Comment construire la confiance ?
Le rapport de Terra Nova (1), issu d’un groupe de travail présidé par Jacques de Maillard, porte sur la police du quotidien, la police de tranquillité et de sécurité publique.
Son objectif ? Explorer les pistes pour « améliorer les relations entre la population et la police, au sens général du terme, incluant dès lors l’ensemble des forces publiques et privées, nationales et locales, qui œuvrent à la tranquillité et à la sécurité publique ». Une confiance souvent mise à mal, l’affaire Théo s’ajoutant à d’autres.

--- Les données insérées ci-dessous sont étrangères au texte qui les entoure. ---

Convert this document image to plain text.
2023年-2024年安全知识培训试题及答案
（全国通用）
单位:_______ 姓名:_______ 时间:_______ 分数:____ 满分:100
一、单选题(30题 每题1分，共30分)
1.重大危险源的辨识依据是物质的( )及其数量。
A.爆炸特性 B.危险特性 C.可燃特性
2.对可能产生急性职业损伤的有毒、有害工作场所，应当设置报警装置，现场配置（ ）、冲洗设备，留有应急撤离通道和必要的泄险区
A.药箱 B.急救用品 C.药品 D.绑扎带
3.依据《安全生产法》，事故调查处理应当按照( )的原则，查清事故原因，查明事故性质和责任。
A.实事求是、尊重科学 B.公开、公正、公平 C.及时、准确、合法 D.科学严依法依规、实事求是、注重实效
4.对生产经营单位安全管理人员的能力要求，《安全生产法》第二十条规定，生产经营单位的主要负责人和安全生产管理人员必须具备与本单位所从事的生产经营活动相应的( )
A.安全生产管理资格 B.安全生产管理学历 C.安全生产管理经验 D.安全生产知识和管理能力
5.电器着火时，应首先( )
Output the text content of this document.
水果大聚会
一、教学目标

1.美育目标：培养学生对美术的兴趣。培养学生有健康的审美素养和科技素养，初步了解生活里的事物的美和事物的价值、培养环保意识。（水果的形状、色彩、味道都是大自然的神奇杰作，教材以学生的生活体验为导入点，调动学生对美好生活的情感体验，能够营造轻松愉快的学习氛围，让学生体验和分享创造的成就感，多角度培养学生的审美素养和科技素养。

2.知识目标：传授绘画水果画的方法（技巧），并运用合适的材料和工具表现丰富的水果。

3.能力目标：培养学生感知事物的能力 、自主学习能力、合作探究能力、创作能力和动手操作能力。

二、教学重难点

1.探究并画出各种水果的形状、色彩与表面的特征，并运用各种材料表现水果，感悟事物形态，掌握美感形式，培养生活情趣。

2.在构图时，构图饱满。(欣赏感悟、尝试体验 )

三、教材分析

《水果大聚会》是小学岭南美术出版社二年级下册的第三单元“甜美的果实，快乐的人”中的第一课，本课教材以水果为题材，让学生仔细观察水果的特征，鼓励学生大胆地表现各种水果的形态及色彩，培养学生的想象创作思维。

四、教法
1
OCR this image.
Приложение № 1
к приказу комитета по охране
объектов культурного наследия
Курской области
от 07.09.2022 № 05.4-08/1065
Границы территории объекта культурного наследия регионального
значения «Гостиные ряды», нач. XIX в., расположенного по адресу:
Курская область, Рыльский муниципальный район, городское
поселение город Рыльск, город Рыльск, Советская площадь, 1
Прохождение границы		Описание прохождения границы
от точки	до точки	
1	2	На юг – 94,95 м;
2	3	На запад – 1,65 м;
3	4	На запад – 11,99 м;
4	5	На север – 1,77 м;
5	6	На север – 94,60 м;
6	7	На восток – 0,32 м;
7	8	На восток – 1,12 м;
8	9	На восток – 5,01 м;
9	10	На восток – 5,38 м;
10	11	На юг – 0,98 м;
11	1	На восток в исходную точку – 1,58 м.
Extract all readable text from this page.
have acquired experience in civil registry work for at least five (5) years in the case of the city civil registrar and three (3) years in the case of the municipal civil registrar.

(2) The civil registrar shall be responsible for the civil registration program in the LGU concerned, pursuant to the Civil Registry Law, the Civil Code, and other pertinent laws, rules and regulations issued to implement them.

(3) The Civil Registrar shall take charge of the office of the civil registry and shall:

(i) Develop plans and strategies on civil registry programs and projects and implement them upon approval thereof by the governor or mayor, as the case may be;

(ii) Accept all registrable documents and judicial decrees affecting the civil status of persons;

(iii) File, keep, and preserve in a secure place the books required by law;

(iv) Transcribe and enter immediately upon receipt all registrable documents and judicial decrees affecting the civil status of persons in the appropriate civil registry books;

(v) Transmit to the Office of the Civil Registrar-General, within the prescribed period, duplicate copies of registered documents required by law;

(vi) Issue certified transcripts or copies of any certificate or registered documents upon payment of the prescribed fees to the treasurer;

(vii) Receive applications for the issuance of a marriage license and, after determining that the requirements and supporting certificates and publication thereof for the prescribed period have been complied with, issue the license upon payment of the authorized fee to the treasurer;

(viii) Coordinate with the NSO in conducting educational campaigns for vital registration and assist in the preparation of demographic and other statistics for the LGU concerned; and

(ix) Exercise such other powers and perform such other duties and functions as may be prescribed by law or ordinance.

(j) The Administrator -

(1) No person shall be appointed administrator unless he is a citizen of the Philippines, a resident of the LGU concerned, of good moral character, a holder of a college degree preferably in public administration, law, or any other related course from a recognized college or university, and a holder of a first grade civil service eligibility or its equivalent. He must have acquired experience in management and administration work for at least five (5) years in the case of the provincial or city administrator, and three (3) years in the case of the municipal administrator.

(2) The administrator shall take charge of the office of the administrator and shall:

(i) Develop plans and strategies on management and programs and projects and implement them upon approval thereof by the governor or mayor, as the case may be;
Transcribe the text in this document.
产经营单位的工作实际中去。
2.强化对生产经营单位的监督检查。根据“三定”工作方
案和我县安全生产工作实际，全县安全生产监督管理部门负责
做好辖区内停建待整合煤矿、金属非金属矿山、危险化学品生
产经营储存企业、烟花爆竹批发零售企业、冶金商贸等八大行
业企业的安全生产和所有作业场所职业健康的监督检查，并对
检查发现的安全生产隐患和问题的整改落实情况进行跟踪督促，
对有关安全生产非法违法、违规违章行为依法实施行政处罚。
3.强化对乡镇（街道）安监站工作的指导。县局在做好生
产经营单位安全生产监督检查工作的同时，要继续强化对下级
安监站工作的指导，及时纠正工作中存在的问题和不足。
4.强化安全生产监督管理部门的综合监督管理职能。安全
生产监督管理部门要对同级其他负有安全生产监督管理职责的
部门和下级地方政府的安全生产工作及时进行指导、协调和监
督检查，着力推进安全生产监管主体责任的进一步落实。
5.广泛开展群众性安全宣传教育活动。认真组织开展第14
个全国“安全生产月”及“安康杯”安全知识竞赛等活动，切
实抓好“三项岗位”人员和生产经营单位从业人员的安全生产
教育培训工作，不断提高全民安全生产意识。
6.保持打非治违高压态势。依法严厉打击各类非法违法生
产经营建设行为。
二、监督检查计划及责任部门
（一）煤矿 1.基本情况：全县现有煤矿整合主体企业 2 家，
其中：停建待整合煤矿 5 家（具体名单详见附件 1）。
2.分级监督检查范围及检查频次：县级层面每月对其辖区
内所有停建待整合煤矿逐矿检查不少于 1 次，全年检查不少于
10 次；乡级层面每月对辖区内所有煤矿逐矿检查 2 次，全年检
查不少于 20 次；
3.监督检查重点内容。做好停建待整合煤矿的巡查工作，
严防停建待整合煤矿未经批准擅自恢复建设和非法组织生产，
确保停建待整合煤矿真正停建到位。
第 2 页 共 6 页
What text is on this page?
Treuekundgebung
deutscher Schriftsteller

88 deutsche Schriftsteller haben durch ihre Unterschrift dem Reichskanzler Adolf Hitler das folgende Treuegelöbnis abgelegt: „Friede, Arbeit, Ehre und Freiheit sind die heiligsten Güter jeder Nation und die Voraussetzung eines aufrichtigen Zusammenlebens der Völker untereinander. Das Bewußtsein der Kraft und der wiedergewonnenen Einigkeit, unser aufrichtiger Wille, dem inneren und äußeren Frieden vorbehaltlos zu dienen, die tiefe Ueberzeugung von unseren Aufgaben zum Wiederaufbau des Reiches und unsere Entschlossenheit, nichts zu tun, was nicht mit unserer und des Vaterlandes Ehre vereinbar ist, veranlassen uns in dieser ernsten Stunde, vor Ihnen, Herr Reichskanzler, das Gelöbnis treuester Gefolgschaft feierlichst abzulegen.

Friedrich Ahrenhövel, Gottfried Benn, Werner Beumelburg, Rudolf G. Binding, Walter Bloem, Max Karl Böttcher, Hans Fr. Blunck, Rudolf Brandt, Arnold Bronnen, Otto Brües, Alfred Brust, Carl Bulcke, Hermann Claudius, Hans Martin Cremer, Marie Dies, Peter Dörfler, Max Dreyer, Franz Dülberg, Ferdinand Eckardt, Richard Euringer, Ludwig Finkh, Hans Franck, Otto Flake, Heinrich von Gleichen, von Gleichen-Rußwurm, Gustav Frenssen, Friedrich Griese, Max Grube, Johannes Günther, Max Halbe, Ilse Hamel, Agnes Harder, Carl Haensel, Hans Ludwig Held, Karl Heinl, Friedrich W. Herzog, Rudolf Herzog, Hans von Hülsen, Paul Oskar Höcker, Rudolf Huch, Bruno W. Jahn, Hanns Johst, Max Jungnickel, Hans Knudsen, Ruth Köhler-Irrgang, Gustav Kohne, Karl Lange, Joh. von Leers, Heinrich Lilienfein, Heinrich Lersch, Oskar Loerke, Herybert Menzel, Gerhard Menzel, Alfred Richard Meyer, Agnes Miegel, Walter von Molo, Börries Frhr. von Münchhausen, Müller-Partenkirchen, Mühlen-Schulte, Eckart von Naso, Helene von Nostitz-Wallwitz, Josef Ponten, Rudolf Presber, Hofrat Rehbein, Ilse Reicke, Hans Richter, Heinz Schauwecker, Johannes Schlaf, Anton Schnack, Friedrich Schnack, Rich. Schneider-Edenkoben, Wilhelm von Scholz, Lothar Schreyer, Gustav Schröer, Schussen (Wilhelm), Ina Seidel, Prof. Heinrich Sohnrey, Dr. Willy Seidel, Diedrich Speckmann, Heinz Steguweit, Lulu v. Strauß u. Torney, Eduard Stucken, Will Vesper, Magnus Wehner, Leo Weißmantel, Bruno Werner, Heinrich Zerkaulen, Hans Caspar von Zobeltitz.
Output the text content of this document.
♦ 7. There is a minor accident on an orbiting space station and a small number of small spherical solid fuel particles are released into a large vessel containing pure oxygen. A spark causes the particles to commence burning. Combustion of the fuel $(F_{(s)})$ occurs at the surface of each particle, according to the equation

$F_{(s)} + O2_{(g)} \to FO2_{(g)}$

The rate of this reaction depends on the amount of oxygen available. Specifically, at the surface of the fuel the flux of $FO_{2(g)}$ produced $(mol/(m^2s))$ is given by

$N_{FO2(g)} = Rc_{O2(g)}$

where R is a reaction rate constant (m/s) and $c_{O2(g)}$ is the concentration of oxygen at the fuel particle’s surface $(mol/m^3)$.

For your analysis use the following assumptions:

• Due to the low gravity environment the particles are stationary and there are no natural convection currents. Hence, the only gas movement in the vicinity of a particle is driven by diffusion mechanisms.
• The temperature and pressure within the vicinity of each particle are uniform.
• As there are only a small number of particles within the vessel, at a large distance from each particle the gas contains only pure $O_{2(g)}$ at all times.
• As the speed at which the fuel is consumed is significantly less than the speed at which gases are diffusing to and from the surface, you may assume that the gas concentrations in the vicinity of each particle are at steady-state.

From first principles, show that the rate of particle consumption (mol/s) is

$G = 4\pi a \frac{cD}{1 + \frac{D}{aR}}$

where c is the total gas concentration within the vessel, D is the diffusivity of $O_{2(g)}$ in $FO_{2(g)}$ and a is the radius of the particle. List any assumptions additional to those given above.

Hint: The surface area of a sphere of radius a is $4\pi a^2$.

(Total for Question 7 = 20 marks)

Or, rappellent les auteurs de l’étude, « avoir confiance, c’est considérer que la police a de bonnes intentions et qu’elle a les compétences pour faire ce qu’elle fait ». Le chemin sera long pour atteindre cet objectif. Et ce d’autant plus que le contexte n’est pas des plus favorables pour que se dessine une telle hypothèse. « L’état moral des policiers n’est pas très bon. Mal-être au travail, manque de confiance dans la hiérarchie, sentiment de ne pas être compris par le public et de manquer cruellement de moyens sont des expressions récurrentes de leur malaise. De plus, la période actuelle a vu le terrorisme devenir une préoccupation centrale. Cependant, négliger la police territoriale, de tranquillité quotidienne des citoyens, au profit de la lutte contre le terrorisme, focalisée sur la collecte massive de renseignements (notamment au niveau des télécommunications) et la coopération internationale, est une erreur. Police territoriale et lutte antiterroriste sont deux dimensions complémentaires : obtenir de l’information nécessite de la confiance ».
Les auteurs de l’étude formulent plusieurs préconisations : « promouvoir une police du contact », « redéfinir le mode d’action des policiers », ou encore « resserrer les liens » avec les territoires et les citoyens…
(1) Rédigé, outre Jacques de Maillard, par Adrien Maret, Matthieu Clouzeau, Virginie Malochet, Lanna Hollo.